I am experimenting again.
You know me. If I can cook it from scratch rather than buying it prepared then I am going to give it the old college try.
And just as an aside, the phrase “old college try” makes no sense to me. But I used it anyways.
I mean, how hard can it be? And if it turns out even half way good then I will give step by step instructions. It doesn’t have all that many ingredients in it.
I just thought you should know. It makes me think of making sweet pickles.
I spent time this morning looking at tons of different recipes for making your own corned beef and they were all over the map on some things but the basics seemed the same so I sort of “made up” my own recipe with parts from one and parts from another. The meat will not be that nasty pink color that you get from the grocery store because I declined to use salt peter. I didn’t want to have to figure out where to get the stuff and I hate ingredients that are used only for one recipe. So no salt peter.
Unless, of course, I was making explosives. Then I would need salt peter.
But I AM NOT making explosives just in case someone from NSA happens to stumble onto the blog. I am just a small time suburban house wife and blogger.

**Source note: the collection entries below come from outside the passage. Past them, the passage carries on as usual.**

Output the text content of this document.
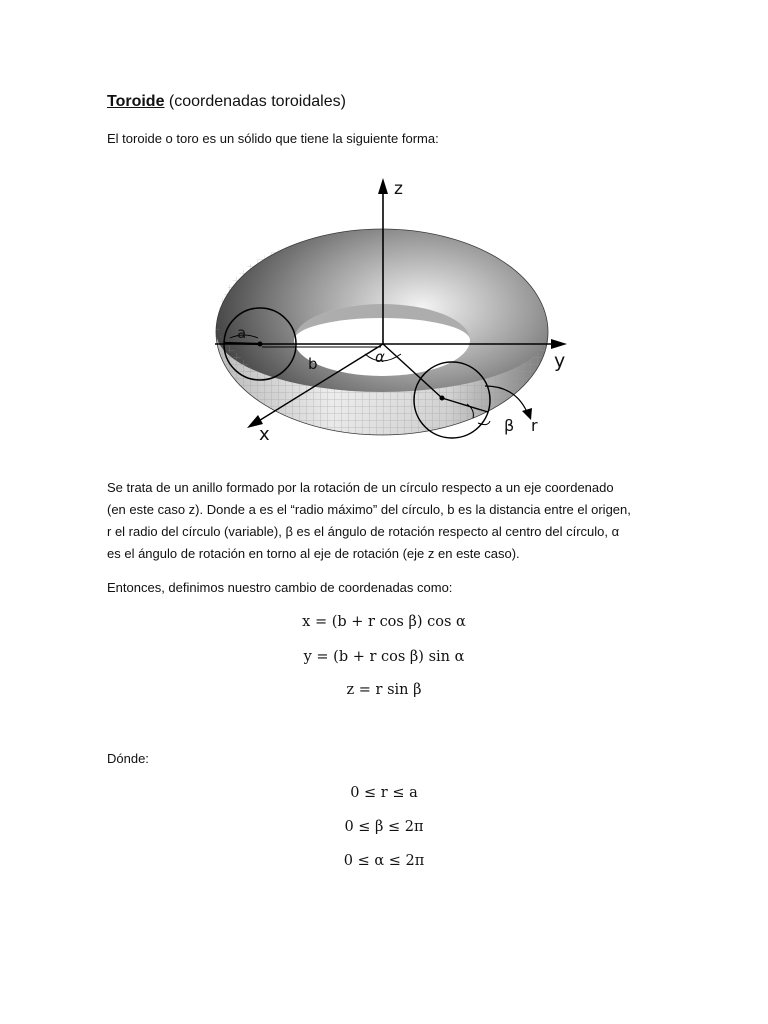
Toroide (coordenadas toroidales)
El toroide o toro es un sólido que tiene la siguiente forma:
z
y
x
a
b	α
β r
Se trata de un anillo formado por la rotación de un círculo respecto a un eje coordenado
(en este caso z). Donde a es el “radio máximo” del círculo, b es la distancia entre el origen,
r el radio del círculo (variable), β es el ángulo de rotación respecto al centro del círculo, α
es el ángulo de rotación en torno al eje de rotación (eje z en este caso).
Entonces, definimos nuestro cambio de coordenadas como:
x = (b + r cos β) cos α
y = (b + r cos β) sin α
z = r sin β
Dónde:
0 ≤ r ≤ a
0 ≤ β ≤ 2π
0 ≤ α ≤ 2π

Now that we have that settled.
So after you heat all the ingredients then you pour the stuff into a non-reactive (i.e. non-metal) container and add ice to quickly cool the brine. Then you add the meat, push it down into the brine all the way and refrigerate it. You just have to check it every day to see that the meat is still all under the brine.
Some recipes said leave it in the brine for 2 days.
Some recipes said 2 weeks.
St. Patricks Day is Thursday. So I am saying 4 days.
I will let you know how it turns out.